Felicite Sora, 35, came to the demo with her five-year-old son Ruben.
The NHS worker, who moved to Manchester from Paris six years ago, said she had seen "the same hate directed when Kylian Mbappe missed the penalty for France on social media".
"It was the same issue for very young black players in France," she said.
"It's important to support these young people [and] it's important that my son understands he is a beautiful young man whatever happens, like Rashford and Sancho and Saka."
A girl who addressed the crowd said she admired Rashford for having the bravery to take a penalty in the shootout at the end of the final.
"I'm not mad at him," she said.
"I'm just so proud of how he tried."
The mural was defaced with several swear words shortly after Rashford missed a penalty, along with Jadon Sancho and Bukayo Saka, in the 3-2 shootout loss to Italy on Sunday.
All three players have since been targeted with racist abuse on social media.

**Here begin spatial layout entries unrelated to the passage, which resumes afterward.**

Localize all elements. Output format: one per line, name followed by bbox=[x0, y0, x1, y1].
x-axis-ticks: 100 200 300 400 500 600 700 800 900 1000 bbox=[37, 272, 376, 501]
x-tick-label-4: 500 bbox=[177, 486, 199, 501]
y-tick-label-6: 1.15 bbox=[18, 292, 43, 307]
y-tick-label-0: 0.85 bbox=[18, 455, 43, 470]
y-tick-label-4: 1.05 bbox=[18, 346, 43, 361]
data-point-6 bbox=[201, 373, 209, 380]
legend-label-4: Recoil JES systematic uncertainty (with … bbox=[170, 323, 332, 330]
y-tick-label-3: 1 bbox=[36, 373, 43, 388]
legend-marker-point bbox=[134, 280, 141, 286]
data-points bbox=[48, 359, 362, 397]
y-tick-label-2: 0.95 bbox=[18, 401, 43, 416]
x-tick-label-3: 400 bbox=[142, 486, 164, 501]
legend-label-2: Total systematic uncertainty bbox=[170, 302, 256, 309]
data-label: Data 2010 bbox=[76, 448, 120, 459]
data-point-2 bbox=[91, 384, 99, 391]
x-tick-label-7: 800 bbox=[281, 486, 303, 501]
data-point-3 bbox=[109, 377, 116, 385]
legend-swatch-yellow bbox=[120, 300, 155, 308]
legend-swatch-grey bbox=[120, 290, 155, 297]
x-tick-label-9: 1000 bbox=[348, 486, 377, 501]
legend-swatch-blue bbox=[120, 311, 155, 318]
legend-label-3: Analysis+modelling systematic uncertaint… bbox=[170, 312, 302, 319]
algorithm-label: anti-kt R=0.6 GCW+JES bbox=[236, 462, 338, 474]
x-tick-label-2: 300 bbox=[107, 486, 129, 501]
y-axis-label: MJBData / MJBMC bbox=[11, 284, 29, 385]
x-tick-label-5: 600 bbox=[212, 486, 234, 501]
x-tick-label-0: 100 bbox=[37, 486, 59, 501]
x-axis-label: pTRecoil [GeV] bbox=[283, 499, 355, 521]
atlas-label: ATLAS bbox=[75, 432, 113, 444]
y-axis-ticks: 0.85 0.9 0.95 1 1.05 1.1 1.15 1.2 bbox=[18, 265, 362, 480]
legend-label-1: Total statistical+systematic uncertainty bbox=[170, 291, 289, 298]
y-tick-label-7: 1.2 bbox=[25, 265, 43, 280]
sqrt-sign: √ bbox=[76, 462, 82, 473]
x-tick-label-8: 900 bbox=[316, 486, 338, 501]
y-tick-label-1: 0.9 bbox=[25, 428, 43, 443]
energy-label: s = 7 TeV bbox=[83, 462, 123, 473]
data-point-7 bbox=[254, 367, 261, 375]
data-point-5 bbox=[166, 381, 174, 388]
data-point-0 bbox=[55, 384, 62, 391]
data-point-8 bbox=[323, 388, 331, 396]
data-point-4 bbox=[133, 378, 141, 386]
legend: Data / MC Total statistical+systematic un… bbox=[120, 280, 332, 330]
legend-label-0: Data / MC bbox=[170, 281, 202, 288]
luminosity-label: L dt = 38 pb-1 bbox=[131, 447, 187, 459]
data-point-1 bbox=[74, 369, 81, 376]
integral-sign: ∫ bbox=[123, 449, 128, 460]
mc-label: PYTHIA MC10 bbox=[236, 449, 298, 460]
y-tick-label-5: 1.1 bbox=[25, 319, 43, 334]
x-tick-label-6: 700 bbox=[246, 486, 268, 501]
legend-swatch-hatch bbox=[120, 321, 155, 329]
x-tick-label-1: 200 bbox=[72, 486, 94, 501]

Greater Manchester Police said it was investigating a report of racially aggravated damage to the mural and a social media post which was directed at Rashford, Sancho and Saka.

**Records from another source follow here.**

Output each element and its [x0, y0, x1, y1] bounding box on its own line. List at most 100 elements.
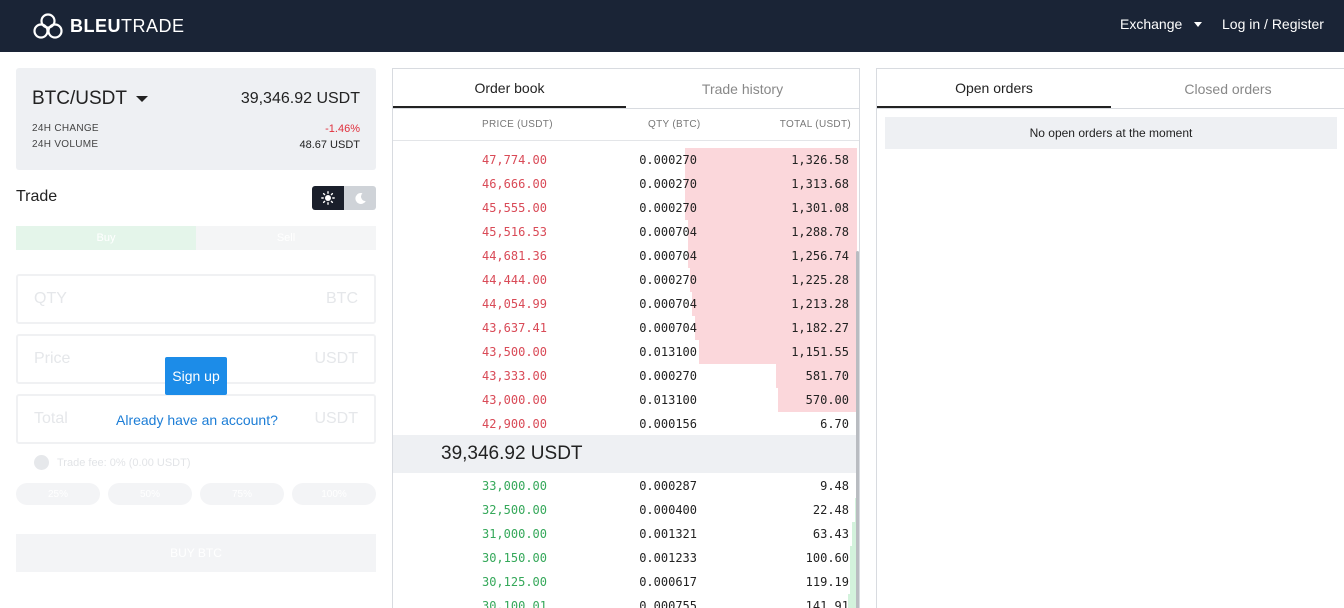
ask-total: 1,213.28 [791, 297, 849, 311]
ask-qty: 0.000704 [639, 297, 697, 311]
order-book-scrollbar[interactable] [856, 251, 859, 608]
ask-qty: 0.000270 [639, 369, 697, 383]
qty-unit: BTC [326, 290, 358, 307]
top-navbar: BLEUTRADE Exchange Log in / Register [0, 0, 1344, 52]
trade-fee: Trade fee: 0% (0.00 USDT) [34, 455, 190, 470]
ask-price: 45,516.53 [481, 225, 547, 239]
sell-tab[interactable]: Sell [196, 226, 376, 250]
login-register-link[interactable]: Log in / Register [1222, 16, 1324, 32]
logo-text: BLEUTRADE [70, 15, 185, 36]
percent-75-button[interactable]: 75% [200, 483, 284, 505]
ask-row[interactable]: 43,637.41 0.000704 1,182.27 [393, 316, 857, 340]
tab-order-book[interactable]: Order book [393, 69, 626, 108]
ask-row[interactable]: 44,681.36 0.000704 1,256.74 [393, 244, 857, 268]
ask-price: 44,054.99 [481, 297, 547, 311]
ask-price: 43,000.00 [481, 393, 547, 407]
ask-total: 1,256.74 [791, 249, 849, 263]
ask-total: 1,301.08 [791, 201, 849, 215]
ask-qty: 0.000270 [639, 177, 697, 191]
ask-row[interactable]: 44,054.99 0.000704 1,213.28 [393, 292, 857, 316]
pair-selector[interactable]: BTC/USDT [32, 88, 148, 110]
bid-total: 119.19 [805, 575, 849, 589]
ask-row[interactable]: 45,555.00 0.000270 1,301.08 [393, 196, 857, 220]
ask-price: 46,666.00 [481, 177, 547, 191]
order-book-panel: Order book Trade history PRICE (USDT) QT… [392, 68, 860, 608]
bid-row[interactable]: 30,125.00 0.000617 119.19 [393, 570, 857, 594]
percent-100-button[interactable]: 100% [292, 483, 376, 505]
logo-icon [33, 13, 63, 39]
light-theme-button[interactable] [312, 186, 344, 210]
bid-qty: 0.001321 [639, 527, 697, 541]
bid-depth-bar [852, 522, 857, 546]
ask-depth-bar [695, 316, 857, 340]
bid-price: 30,100.01 [481, 599, 547, 608]
qty-field[interactable]: QTY BTC [16, 274, 376, 324]
ask-total: 570.00 [805, 393, 849, 407]
last-price-bar: 39,346.92 USDT [393, 435, 857, 473]
percent-50-button[interactable]: 50% [108, 483, 192, 505]
order-book-tabs: Order book Trade history [393, 69, 859, 109]
ask-row[interactable]: 47,774.00 0.000270 1,326.58 [393, 148, 857, 172]
qty-placeholder: QTY [34, 290, 67, 307]
ask-total: 1,313.68 [791, 177, 849, 191]
ask-price: 47,774.00 [481, 153, 547, 167]
tab-trade-history[interactable]: Trade history [701, 80, 784, 97]
ask-row[interactable]: 45,516.53 0.000704 1,288.78 [393, 220, 857, 244]
pair-price: 39,346.92 USDT [240, 90, 360, 107]
change-value: -1.46% [325, 123, 360, 135]
no-orders-message: No open orders at the moment [885, 117, 1337, 149]
exchange-menu-label: Exchange [1120, 16, 1183, 32]
theme-toggle[interactable] [312, 186, 376, 210]
ask-price: 43,333.00 [481, 369, 547, 383]
trade-title: Trade [16, 188, 58, 205]
ask-price: 44,681.36 [481, 249, 547, 263]
ask-qty: 0.013100 [639, 345, 697, 359]
ask-total: 1,225.28 [791, 273, 849, 287]
ask-depth-bar [685, 196, 857, 220]
bleutrade-logo[interactable]: BLEUTRADE [32, 12, 185, 40]
buy-btc-button[interactable]: BUY BTC [16, 534, 376, 572]
ask-row[interactable]: 46,666.00 0.000270 1,313.68 [393, 172, 857, 196]
bid-qty: 0.000617 [639, 575, 697, 589]
trade-fee-text: Trade fee: 0% (0.00 USDT) [57, 456, 191, 469]
ask-depth-bar [685, 148, 857, 172]
ask-qty: 0.000704 [639, 225, 697, 239]
ask-qty: 0.000270 [639, 153, 697, 167]
bid-row[interactable]: 31,000.00 0.001321 63.43 [393, 522, 857, 546]
ask-row[interactable]: 44,444.00 0.000270 1,225.28 [393, 268, 857, 292]
ask-row[interactable]: 43,333.00 0.000270 581.70 [393, 364, 857, 388]
ask-depth-bar [776, 364, 857, 388]
ask-row[interactable]: 43,500.00 0.013100 1,151.55 [393, 340, 857, 364]
price-placeholder: Price [34, 350, 71, 367]
bid-total: 63.43 [812, 527, 849, 541]
ask-row[interactable]: 42,900.00 0.000156 6.70 [393, 412, 857, 436]
orders-tabs: Open orders Closed orders [877, 69, 1344, 109]
ask-total: 1,326.58 [791, 153, 849, 167]
bid-row[interactable]: 33,000.00 0.000287 9.48 [393, 474, 857, 498]
ask-depth-bar [688, 220, 857, 244]
already-have-account-link[interactable]: Already have an account? [116, 412, 278, 428]
bid-price: 32,500.00 [481, 503, 547, 517]
sun-icon [321, 191, 335, 205]
dark-theme-button[interactable] [344, 186, 376, 210]
tab-open-orders[interactable]: Open orders [877, 69, 1111, 108]
bid-depth-bar [848, 594, 857, 608]
ask-qty: 0.000270 [639, 273, 697, 287]
exchange-menu[interactable]: Exchange [1120, 16, 1203, 32]
percent-25-button[interactable]: 25% [16, 483, 100, 505]
ask-qty: 0.000156 [639, 417, 697, 431]
ask-price: 44,444.00 [481, 273, 547, 287]
bid-qty: 0.001233 [639, 551, 697, 565]
ask-row[interactable]: 43,000.00 0.013100 570.00 [393, 388, 857, 412]
tab-closed-orders[interactable]: Closed orders [1184, 80, 1272, 97]
price-column-header: PRICE (USDT) [482, 119, 553, 130]
buy-tab[interactable]: Buy [16, 226, 196, 250]
bid-total: 9.48 [820, 479, 849, 493]
bid-row[interactable]: 30,100.01 0.000755 141.91 [393, 594, 857, 608]
bid-row[interactable]: 30,150.00 0.001233 100.60 [393, 546, 857, 570]
bid-qty: 0.000287 [639, 479, 697, 493]
bid-row[interactable]: 32,500.00 0.000400 22.48 [393, 498, 857, 522]
sign-up-button[interactable]: Sign up [165, 357, 227, 395]
total-field[interactable]: Total USDT [16, 394, 376, 444]
pair-name: BTC/USDT [32, 88, 127, 109]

Assistant Chief Constable Chris Sykes condemned the racist abuse and "vile behaviour" which has directed towards the England players.
Prime Minister Boris Johnson is to hold a meeting with social media firms regarding taking tougher action over racism.

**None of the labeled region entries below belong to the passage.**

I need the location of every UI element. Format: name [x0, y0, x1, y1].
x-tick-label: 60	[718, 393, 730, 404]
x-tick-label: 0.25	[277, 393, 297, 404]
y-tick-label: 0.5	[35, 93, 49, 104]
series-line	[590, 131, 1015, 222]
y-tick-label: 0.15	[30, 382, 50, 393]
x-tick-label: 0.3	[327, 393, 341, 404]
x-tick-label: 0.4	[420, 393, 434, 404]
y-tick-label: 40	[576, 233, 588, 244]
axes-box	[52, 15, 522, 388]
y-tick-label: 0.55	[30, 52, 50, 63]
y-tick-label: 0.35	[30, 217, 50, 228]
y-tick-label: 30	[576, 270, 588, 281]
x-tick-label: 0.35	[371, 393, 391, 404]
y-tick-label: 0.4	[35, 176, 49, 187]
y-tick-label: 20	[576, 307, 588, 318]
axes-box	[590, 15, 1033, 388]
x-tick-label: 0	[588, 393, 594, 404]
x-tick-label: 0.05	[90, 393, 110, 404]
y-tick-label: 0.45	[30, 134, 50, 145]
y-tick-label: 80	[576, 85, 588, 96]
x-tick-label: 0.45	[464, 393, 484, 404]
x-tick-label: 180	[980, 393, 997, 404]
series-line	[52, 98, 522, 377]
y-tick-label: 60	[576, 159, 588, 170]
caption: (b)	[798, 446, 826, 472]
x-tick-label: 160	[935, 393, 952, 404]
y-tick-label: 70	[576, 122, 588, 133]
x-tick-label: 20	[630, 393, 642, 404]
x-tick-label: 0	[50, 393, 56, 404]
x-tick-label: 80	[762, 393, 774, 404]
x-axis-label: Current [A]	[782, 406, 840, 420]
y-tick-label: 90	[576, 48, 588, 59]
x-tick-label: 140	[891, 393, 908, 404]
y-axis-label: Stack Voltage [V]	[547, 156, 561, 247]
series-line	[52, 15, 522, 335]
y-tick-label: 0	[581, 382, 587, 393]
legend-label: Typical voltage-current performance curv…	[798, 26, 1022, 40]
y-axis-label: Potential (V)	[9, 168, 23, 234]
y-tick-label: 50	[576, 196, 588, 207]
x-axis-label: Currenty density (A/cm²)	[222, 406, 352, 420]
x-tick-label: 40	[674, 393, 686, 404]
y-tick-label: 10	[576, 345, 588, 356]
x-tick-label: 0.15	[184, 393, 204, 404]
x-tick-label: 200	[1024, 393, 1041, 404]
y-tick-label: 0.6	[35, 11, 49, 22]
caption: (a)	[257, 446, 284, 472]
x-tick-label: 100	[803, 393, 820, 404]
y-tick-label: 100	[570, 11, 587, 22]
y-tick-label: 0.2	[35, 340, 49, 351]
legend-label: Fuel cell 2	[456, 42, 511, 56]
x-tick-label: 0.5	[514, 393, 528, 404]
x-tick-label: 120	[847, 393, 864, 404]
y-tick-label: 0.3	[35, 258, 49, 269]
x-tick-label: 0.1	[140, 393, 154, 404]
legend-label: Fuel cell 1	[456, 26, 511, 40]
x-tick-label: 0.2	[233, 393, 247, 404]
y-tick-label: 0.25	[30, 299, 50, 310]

Withington Walls co-founder Ed Wellard, who commissioned the artwork, said those responsible for the vandalism should be educated rather than punished.
A crowdfunding page for the mural has now raised more than £34,000, which Mr Wellard said would be used to fund further pieces.
Rumeana Jahangir, BBC News Online
One of the speakers said the rally in a small side street was "unorthodox".
The area between the more well-known suburbs of Moss Side and Didsbury does not normally attract much attention, but it has become the focus of love for its most famous son.
Parents, children, pastors and even a woman in a Scotland shirt turned out to show vocal support for Rashford and the wider black community.
In the 48 hours since Sunday's game, there has been a rollercoaster of emotions locally as the initial anger and upset turned into hope, defiance and love.